In his monograph on Bresdin accompanying the catalogue raisonné of his engraved works, Dirk Van Gelder presents a poor reproduction of this photograph, with the bottom cut off and the background decoration erased:

"To try to picture Bresdin, we have only one photograph (fig. I0). Let's imagine him rising from his seat. He is, as Redon tells us, "a man of medium height, stocky and powerful, with short arms". A middle-aged man, in his forties. "Young still, but already aged", Cladel had said a few years earlier. We also have a drawing of Bresdin (fig. 132). Executed by Condeixa, his son-in-law, it gives us a peaceful image of the artist's old age, especially when we consider the sixty-year-old Bresdin as described by Alexandre Hepp: "A head to frighten, the eyes extinguished, the torso broken". Photography and drawing are the only two authentic portraits we have found, and it's hard to get an idea of the younger Bresdin." (Van Gelder, Rodolphe Bresdin, Vol. I. Monographie en trois parties, 1976, p. 39, translated by us).

Inspired by this photograph, says Van Gelder, Ernest Bouvenne produced the etching for the frontispiece of his Catalogue des pièces gravées de Rodolphe Bresdin (op. cit. p. 160).
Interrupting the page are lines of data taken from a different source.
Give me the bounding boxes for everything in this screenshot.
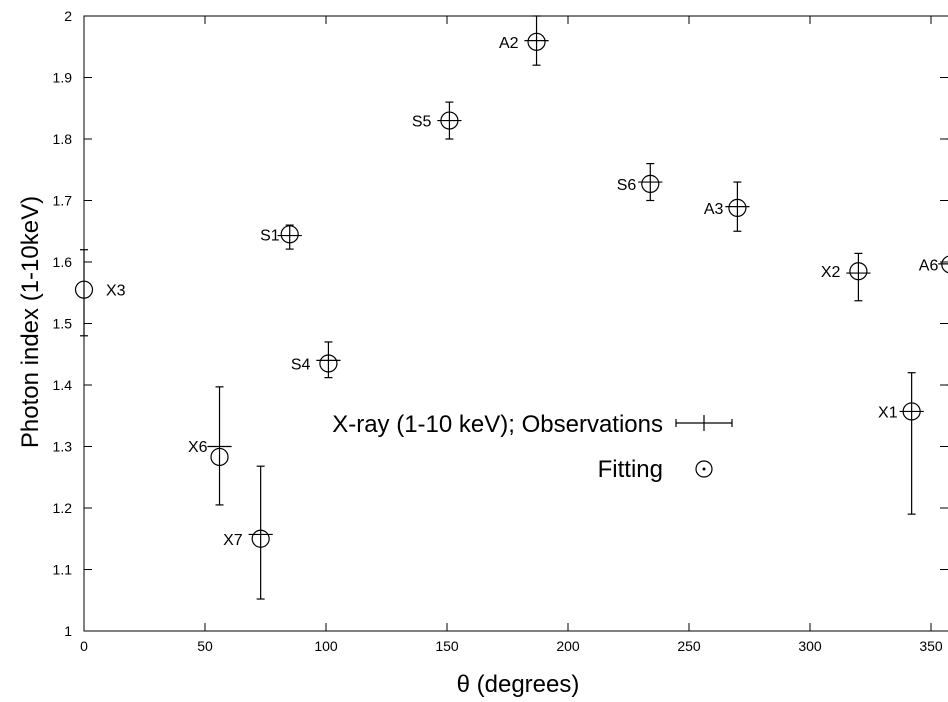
fit-point-a3 xyxy=(728,198,747,217)
x-tick-label: 250 xyxy=(677,638,701,654)
y-tick-label: 1.5 xyxy=(53,316,73,332)
legend-label-observations: X-ray (1-10 keV); Observations xyxy=(332,411,663,438)
legend-marker-fitting xyxy=(695,460,713,478)
x-tick-label: 150 xyxy=(435,638,459,654)
point-labels: X3 X6 X7 S1 S4 S5 A2 S6 A3 X2 X1 A6 xyxy=(106,35,938,549)
point-label-s1: S1 xyxy=(260,227,280,244)
legend: X-ray (1-10 keV); Observations Fitting xyxy=(332,411,733,483)
x-tick-label: 300 xyxy=(798,638,822,654)
y-axis-label: Photon index (1-10keV) xyxy=(17,196,44,448)
x-axis-label: θ (degrees) xyxy=(457,671,580,698)
fit-point-x1 xyxy=(902,402,921,421)
x-tick-label: 0 xyxy=(80,638,88,654)
point-label-x2: X2 xyxy=(821,264,841,281)
fit-point-a2 xyxy=(527,32,546,51)
x-tick-label: 100 xyxy=(314,638,338,654)
fit-point-s5 xyxy=(440,111,459,130)
point-label-a6: A6 xyxy=(919,257,939,274)
fit-point-a6 xyxy=(941,255,948,274)
legend-label-fitting: Fitting xyxy=(598,456,663,483)
point-label-x1: X1 xyxy=(878,404,898,421)
point-label-s6: S6 xyxy=(617,177,637,194)
point-label-a2: A2 xyxy=(499,35,519,52)
y-tick-label: 1.1 xyxy=(53,562,73,578)
x-tick-label: 50 xyxy=(197,638,213,654)
observation-x3 xyxy=(80,249,88,337)
fit-point-x3 xyxy=(74,280,94,299)
observation-x1 xyxy=(899,372,924,515)
fit-point-s6 xyxy=(641,174,660,193)
y-tick-label: 1.2 xyxy=(53,500,73,516)
legend-marker-fitting-dot xyxy=(702,467,706,471)
observation-x2 xyxy=(846,252,871,302)
fit-point-x2 xyxy=(849,262,868,281)
y-tick-label: 1.9 xyxy=(53,70,73,86)
point-label-s5: S5 xyxy=(412,114,432,131)
series-marks xyxy=(74,15,948,600)
y-tick-label: 1.7 xyxy=(53,193,73,209)
y-tick-label: 1.6 xyxy=(53,254,73,270)
observation-x6 xyxy=(207,386,232,506)
point-label-s4: S4 xyxy=(291,356,311,373)
point-label-x3: X3 xyxy=(106,283,126,300)
y-tick-label: 2 xyxy=(64,8,72,24)
y-tick-label: 1.8 xyxy=(53,131,73,147)
observation-x7 xyxy=(248,465,273,600)
fit-point-s4 xyxy=(319,354,338,373)
x-tick-label: 200 xyxy=(556,638,580,654)
y-tick-label: 1.4 xyxy=(53,377,73,393)
point-label-a3: A3 xyxy=(704,201,724,218)
fit-point-x7 xyxy=(251,529,270,548)
fit-point-s1 xyxy=(280,225,299,244)
fit-point-x6 xyxy=(210,447,229,467)
point-label-x7: X7 xyxy=(223,532,243,549)
plot-border xyxy=(83,15,948,632)
point-label-x6: X6 xyxy=(188,439,208,456)
x-tick-label: 350 xyxy=(919,638,943,654)
y-tick-label: 1.3 xyxy=(53,439,73,455)
axis-ticks: 0 50 100 150 200 250 300 350 1 1.1 1.2 1.3 1.4 1.5 1.6… xyxy=(53,8,948,654)
plot-frame xyxy=(83,15,948,632)
y-tick-label: 1 xyxy=(64,623,72,639)
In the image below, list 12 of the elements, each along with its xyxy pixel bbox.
In the catalog for the exhibition Rodolphe Bresdin (1822-1885) : Robinson graveur at the Bibliothèque nationale de France (May 30 - August 2, 2000), Maxime Préaud quotes Robert de Montesquiou's text and says that he only knows the photograph from reproductions by Neumann (1929) and Van Gelder:

"We haven't managed to get our hands on an original proof. It is perfectly described by Montesquiou. It served as a model for a lithograph executed as a counterpart by Auguste André Lançon (1836-1885), exhibited and reproduced as a work by Alphonse Legros at the Chicago exhibition of 1931(...) Where this photograph comes from, it is rather difficult to say with certainty. Bresdin's relationship with photography deserves a little study. Van Gelder thinks that this photograph was taken in the 1860s, when Bresdin was in Bordeaux, which is quite likely.” (p. 32 – our translation)
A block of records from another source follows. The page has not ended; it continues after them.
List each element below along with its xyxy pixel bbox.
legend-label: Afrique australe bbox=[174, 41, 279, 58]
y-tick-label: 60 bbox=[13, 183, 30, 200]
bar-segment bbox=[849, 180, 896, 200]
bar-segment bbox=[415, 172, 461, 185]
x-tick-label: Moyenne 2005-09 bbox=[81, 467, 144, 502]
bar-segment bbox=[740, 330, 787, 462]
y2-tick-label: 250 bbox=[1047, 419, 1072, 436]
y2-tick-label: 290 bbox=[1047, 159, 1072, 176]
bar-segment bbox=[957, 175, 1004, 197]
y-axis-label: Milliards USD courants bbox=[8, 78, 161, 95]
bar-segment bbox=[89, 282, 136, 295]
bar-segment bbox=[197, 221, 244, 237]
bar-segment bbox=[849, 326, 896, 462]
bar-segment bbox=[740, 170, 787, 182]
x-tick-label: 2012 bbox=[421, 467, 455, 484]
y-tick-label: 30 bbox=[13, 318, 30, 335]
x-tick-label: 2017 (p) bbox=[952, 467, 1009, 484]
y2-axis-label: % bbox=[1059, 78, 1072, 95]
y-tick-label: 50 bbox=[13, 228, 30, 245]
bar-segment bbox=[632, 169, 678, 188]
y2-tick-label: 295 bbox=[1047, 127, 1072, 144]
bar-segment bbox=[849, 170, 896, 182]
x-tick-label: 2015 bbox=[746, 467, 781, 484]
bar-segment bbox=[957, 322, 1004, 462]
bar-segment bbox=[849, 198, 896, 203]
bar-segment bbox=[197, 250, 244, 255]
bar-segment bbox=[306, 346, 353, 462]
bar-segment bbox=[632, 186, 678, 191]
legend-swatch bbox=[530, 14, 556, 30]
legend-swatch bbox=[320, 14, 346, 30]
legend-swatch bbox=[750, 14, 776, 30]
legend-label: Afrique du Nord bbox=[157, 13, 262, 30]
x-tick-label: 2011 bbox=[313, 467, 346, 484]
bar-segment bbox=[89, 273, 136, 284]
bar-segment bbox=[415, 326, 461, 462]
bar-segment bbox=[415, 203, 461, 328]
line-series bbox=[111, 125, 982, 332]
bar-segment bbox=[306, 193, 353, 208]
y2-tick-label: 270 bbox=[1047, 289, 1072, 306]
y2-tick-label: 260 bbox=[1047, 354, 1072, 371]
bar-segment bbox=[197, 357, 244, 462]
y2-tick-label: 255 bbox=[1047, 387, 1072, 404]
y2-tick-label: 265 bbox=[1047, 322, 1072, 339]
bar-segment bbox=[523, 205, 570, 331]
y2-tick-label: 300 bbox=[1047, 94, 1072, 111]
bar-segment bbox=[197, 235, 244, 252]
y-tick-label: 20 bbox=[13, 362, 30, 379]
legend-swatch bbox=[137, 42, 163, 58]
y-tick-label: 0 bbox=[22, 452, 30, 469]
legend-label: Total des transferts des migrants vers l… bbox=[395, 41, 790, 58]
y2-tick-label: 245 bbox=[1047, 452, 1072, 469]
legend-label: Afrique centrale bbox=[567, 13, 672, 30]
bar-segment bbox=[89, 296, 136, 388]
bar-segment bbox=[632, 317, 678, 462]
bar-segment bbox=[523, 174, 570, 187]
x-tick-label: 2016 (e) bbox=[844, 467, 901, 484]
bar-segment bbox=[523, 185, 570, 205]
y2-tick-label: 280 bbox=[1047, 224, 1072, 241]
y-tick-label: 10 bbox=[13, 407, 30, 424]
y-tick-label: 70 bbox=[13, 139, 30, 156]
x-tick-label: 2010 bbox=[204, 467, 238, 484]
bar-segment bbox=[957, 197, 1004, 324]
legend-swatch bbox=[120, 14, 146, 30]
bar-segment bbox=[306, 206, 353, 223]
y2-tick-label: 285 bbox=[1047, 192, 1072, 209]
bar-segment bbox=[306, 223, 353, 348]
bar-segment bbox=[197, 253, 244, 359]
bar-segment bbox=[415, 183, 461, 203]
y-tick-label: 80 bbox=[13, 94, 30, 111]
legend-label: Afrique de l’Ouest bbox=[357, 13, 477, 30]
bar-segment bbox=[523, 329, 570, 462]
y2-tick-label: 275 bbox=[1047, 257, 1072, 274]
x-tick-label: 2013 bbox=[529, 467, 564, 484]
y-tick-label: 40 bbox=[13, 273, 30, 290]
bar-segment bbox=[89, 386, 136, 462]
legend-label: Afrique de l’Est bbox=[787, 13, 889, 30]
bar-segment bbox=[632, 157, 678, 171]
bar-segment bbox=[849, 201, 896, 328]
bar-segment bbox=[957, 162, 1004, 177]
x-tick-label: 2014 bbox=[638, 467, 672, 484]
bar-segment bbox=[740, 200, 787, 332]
However, this is not the case. The unobtainable proof we were lucky enough to acquire tells us that this portrait was taken by the photographer Ferdinand Berillon, based in Bayonne and Biarritz. The photograph was most probably taken in Biarritz, where Bresdin stayed several times: once as a guest of his friend Capin, again in October 1866, and again "with unknown friends" in autumn 1867 (Van Gelder, Monographie pp. 19, 62, 95).

Bresdin's presence in Biarritz in 1866 is attested by the dedication on an impression of The Good Samaritan: “témoignage de bon souvenir /pour votre bonne hospitalité / Biarritz 5 octobre 1866”.

It is possible that Bresdin, whose means were very modest, ordered only a very small number of proofs of his portrait from Berillon, or that he was even content with this single proof, not following up on the photographer's offer at the bottom of the verso: "All plates are kept. Anyone wishing to obtain further proofs need only quote the plate number". (There is no number on the reverse of our proof). This would explain why the Bibliothèque nationale de France and the INHA have no proof to date, and why neither Van Gelder nor Maxime Préaud have been able to locate any.